Kim Kardashian posted this photo on Instagram on Monday with the caption ‘She’s Here’ to announce the arrival of her third baby
Molly Petersen, certified lactation counselor at Lansinoh, a breastfeeding product company, told Daily Mail Online women like Kim can produce breast milk through a process called induced lactation.
The concept of women nursing babies they didn’t give birth to isn’t a new one. In the late 19th and 20th centuries, families hired ‘wet nurses’ — usually women who were already lactating from a recent pregnancy — to breastfeed their child.
Women can experience lactation for nearly two years after birth.
Kim, who gave birth to Saint in 2015 and North in 2013, could induce lactation without medication.
‘Some moms can establish their supply without the use of any medical intervention. Simply putting baby to the breast can induce lactation,’ Petersen said.
It gets a little tricky when a woman who hasn’t given birth wants to breastfeed a baby she did not give birth to.

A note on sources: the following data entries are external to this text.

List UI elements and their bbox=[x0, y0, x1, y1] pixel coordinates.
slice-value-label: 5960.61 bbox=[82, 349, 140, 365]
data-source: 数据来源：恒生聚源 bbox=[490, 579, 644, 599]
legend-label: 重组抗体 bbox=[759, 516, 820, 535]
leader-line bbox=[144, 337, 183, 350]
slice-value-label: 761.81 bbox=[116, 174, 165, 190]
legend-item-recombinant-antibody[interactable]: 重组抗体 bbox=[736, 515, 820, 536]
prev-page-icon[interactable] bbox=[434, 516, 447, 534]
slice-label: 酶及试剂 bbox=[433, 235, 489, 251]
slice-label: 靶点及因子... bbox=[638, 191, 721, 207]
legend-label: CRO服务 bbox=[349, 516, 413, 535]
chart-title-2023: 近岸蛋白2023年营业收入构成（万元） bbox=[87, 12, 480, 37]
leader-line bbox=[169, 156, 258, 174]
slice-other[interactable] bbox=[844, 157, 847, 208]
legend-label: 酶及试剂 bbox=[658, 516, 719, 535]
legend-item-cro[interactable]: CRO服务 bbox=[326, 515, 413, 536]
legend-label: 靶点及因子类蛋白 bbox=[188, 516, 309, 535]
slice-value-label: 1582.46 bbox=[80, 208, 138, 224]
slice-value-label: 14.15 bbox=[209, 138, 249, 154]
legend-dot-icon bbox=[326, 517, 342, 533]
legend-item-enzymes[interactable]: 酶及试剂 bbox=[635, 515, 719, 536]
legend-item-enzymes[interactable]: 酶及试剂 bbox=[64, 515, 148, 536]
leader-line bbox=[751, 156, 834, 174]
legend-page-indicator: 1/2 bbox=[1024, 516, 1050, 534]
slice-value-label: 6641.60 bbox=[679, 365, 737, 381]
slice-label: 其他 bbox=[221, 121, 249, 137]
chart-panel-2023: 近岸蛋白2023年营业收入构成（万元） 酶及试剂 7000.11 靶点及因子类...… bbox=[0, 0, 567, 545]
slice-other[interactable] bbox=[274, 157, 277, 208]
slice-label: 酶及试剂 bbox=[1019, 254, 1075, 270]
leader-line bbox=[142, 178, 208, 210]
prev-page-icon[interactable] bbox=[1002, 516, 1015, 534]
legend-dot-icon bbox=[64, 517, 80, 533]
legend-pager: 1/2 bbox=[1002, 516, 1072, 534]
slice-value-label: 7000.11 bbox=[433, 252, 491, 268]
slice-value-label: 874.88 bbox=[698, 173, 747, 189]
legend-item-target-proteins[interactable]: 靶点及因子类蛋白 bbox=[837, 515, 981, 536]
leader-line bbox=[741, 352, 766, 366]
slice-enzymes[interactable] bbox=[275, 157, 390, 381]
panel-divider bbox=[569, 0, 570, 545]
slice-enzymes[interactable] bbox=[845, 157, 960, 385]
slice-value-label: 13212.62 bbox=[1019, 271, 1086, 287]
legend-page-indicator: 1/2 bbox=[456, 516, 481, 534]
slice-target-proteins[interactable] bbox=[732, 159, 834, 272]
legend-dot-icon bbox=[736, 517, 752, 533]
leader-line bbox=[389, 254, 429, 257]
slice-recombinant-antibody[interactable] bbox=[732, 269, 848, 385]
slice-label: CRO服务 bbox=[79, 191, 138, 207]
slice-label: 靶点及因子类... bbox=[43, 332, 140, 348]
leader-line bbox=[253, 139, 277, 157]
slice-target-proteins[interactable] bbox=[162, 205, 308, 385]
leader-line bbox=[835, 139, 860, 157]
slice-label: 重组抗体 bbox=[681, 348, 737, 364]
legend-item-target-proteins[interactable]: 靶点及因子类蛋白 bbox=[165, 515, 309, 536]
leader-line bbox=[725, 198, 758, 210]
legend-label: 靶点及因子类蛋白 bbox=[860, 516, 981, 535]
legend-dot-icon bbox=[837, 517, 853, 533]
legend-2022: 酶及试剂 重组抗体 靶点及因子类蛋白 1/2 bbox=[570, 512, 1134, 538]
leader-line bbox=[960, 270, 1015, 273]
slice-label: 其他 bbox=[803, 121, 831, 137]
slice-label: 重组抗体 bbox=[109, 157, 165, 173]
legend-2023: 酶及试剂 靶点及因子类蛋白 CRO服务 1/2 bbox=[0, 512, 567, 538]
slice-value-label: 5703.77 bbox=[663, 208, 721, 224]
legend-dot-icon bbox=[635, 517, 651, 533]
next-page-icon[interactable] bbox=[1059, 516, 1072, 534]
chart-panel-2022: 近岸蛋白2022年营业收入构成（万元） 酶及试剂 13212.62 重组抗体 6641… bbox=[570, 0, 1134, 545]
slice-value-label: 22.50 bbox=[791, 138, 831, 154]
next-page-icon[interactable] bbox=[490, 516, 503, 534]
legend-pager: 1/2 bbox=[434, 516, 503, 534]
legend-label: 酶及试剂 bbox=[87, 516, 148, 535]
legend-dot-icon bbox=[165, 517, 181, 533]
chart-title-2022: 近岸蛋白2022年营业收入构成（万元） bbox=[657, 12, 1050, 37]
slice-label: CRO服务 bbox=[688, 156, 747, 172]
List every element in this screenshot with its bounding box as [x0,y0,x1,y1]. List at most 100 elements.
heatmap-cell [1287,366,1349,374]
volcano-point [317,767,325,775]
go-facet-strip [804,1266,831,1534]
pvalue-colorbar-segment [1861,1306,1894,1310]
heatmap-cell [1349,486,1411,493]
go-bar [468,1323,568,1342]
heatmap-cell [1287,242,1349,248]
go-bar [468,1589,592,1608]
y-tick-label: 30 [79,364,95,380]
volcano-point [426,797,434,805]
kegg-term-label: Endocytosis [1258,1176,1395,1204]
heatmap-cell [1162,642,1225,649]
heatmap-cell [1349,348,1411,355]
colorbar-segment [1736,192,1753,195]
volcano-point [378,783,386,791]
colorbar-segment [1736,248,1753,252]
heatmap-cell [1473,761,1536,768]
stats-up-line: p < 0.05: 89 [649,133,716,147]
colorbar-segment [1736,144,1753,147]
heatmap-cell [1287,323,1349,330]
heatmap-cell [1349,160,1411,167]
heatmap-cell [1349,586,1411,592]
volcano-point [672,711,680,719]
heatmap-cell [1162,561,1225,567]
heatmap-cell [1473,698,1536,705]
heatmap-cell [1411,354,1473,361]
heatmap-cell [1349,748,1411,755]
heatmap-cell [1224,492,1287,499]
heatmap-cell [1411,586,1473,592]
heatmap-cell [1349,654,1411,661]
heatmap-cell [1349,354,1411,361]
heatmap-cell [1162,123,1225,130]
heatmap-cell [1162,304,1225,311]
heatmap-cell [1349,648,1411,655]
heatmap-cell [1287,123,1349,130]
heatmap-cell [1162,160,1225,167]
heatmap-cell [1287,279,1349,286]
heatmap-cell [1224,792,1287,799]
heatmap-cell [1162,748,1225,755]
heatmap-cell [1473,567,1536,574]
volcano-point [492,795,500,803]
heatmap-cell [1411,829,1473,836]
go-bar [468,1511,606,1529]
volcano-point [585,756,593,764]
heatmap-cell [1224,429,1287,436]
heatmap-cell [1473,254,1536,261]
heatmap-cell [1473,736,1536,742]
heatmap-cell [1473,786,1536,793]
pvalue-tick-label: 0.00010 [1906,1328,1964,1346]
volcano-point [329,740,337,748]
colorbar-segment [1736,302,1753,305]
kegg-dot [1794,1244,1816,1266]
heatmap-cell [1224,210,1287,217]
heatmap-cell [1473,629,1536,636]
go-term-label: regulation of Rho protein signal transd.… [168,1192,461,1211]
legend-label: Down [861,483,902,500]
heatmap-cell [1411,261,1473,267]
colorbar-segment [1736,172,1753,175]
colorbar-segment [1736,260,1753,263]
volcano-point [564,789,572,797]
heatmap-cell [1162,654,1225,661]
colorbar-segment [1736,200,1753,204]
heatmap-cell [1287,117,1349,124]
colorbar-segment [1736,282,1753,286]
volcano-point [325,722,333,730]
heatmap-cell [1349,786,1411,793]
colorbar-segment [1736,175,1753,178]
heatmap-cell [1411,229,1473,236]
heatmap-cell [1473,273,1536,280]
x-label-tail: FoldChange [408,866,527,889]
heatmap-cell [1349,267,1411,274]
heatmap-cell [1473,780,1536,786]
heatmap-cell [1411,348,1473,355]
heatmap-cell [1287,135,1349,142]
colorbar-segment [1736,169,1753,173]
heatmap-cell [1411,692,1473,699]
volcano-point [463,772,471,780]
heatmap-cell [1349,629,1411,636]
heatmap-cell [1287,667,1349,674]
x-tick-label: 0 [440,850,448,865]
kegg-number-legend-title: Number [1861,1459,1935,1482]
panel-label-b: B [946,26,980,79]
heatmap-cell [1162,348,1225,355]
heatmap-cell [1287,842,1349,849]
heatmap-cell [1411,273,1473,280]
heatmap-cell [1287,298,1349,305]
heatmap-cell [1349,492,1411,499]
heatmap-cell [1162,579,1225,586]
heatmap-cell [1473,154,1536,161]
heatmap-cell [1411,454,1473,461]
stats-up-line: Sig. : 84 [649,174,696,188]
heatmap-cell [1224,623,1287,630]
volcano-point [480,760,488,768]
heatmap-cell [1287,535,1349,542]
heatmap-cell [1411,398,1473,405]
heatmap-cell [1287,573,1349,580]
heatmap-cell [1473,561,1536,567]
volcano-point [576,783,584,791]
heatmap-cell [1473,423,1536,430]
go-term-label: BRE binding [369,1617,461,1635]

The production of breast milk is a result of a complex interaction of three hormones — estrogen, progesterone and human placental lactogen — during the final weeks or months of pregnancy.
‘The hormones estrogen and progesterone increase during pregnancy and play a large part in readying a woman’s body for breastfeeding,’ Petersen told Daily Mail Online. ‘Without them, it can be difficult for moms to supply milk.’
Kim has to rely on a successful replication of this process if she wants to produce milk for her third child born via surrogate.
To achieve this, doctors will prescribe hormone therapy, such as supplemental estrogen and progesterone, herbs or medications to trick their body into thinking they’re pregnant.
The hormone therapy, which can last at least six months, should cease about eight weeks before the woman is expected to start breastfeeding and start using a breast pump in order to build milk supply, according to lactation consultant Dr Elizabeth LaFleur of Mayo Clinic.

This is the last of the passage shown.